The Rounds, along with other alternative waste services, are all part of how the District will meet its goal of hitting a 80% residential waste diversion rate by 2032. A residential waste diversion rate is the amount of waste from households that doesn’t go to landfills and incinerators. Instead, it’s converted to energy, composted or recycled. The residential waste diversion rate in the District as of June 2021 was 25.25%.
Additionally, when waste is sent to landfills, it is often incinerated, producing harmful methane gases in the atmosphere and contributing to climate change, Catherine Plume, the chair of the Sierra Club D.C. chapter, said.

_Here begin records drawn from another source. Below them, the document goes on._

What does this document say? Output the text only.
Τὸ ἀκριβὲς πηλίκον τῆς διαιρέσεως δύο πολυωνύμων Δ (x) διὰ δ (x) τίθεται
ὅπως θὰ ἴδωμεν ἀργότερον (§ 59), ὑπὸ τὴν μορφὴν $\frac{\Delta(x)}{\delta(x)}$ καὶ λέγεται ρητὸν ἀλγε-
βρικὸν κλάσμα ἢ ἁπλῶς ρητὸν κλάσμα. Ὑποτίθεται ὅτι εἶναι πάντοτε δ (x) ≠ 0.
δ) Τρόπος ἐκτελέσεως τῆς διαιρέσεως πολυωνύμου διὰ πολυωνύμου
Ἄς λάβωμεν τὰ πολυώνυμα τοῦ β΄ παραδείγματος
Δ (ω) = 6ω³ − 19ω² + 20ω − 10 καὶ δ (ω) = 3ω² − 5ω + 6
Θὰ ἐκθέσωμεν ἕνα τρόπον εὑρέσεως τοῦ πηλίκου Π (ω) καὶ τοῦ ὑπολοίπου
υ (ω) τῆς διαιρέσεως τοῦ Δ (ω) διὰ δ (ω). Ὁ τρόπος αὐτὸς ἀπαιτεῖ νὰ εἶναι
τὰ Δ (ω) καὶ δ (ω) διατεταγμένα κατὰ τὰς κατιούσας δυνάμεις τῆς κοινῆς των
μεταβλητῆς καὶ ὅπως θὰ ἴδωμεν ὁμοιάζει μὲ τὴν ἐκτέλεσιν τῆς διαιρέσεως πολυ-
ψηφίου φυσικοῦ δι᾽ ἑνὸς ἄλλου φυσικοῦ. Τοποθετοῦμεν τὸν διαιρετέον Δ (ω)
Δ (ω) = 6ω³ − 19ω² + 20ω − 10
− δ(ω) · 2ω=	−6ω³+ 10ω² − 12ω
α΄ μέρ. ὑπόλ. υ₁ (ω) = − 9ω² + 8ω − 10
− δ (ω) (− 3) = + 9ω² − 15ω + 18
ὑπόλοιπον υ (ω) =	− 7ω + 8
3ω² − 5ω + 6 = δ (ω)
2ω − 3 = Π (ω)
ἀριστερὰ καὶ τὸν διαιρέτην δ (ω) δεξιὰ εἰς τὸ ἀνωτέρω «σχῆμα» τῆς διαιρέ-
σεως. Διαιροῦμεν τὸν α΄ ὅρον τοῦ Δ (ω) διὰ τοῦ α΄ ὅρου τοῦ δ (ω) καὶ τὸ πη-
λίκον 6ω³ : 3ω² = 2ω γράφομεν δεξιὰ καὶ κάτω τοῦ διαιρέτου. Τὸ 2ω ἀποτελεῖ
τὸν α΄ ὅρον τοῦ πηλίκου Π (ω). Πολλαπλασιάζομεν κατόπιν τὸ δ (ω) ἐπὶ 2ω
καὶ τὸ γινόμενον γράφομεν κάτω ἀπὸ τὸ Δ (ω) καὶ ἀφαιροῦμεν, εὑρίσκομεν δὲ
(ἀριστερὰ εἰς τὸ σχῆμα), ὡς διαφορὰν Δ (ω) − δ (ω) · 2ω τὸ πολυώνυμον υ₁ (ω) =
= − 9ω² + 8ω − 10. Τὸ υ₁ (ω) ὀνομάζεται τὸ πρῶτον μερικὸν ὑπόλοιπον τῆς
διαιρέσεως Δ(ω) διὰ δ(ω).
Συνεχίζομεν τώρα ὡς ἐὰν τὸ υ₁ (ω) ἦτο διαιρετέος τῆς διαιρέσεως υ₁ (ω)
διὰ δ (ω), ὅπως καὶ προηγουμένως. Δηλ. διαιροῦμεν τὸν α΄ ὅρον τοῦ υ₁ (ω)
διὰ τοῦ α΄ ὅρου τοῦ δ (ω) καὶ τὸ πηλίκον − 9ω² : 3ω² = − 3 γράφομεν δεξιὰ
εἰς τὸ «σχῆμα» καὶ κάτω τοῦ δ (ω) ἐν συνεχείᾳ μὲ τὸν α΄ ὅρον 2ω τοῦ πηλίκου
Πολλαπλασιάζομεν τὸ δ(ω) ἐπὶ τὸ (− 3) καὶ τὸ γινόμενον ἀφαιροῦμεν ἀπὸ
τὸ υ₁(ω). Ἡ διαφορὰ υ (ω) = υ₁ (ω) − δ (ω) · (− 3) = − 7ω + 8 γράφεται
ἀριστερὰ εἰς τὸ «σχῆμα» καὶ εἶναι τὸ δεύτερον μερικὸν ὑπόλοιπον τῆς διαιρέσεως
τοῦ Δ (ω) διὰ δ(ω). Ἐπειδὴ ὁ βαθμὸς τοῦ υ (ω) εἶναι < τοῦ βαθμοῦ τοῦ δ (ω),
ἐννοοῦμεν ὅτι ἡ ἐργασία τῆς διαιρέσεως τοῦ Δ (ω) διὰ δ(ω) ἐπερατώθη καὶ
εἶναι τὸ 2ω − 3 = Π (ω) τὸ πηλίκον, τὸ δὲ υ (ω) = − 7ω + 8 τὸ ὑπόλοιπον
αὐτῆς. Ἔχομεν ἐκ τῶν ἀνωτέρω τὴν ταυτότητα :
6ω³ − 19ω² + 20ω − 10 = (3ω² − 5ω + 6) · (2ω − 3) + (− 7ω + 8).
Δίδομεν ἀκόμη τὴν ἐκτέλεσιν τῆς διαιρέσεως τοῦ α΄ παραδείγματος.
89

Plume said though the waste diversion rate is 25.25% and there are almost 11 more years to meet the 80% goal, the current diversion rate is cause for concern. The waste diversion rate in 2015 was 20.93%.
“We just didn’t move the needle very far in the first 10 years,” Plume said. “So, with that track record, I just say the progress that we’ve made is very minimal.”
Plume said the city needs to do more in order to meet this diversion goal. She said the District’s Office of Waste Diversion has no plans to implement any aspect of the Zero Waste Omnibus Amendment Act which requires funding in order to increase the city’s waste diversion rate.
She said she’d like to see the Benning Road power plant reconstructed to allow for a composting facility — an improvement not currently included in the Department of Public Works’ plan.
“Composting just really reduces a lot of unnecessary waste from waste streams and can help regenerate soils and do all sorts of good stuff,” Plume said.
She said the city should implement free composting services because it will motivate more people to compost, which is one of the best ways to raise waste diversion.
“If I’m already on a tight income, I’m not going to be spending money on a composting service, it’s not going to be high on my priority list,” Plume said.
Though Plume said the problem of excess waste is not an issue unique to one ward, Kéthia Clairvoy, a Petworth resident, said since the beginning of the COVID-19 pandemic she’s seen more trash on the streets of Ward 4 than before. Clairvoyant said this is due to people being stuck at home and producing more trash, hence putting waste management services behind.
“The biggest culprits, most people can ascertain is, from the lack of waste management,” Clairvoyant said. “Each month of the pandemic there are fewer services.”
Clairvoyant said the overflowing trash on her street has caused issues such as rodent infestations. She said she’s been trying to produce less waste because she’s scared of rodents and had a few run-ins with mice while taking her trash out in the past few months.
For Torrey, experiences like these point to the need for The Rounds, which was so popular at launch people had to join a wait list in Petworth.
“Petworth is definitely one of those places where people are busy and are looking for convenient ways to get their essentials and because they’re producing and creating a lot of additional waste,” Torrey said.
“People are very open to a more sustainable alternative.”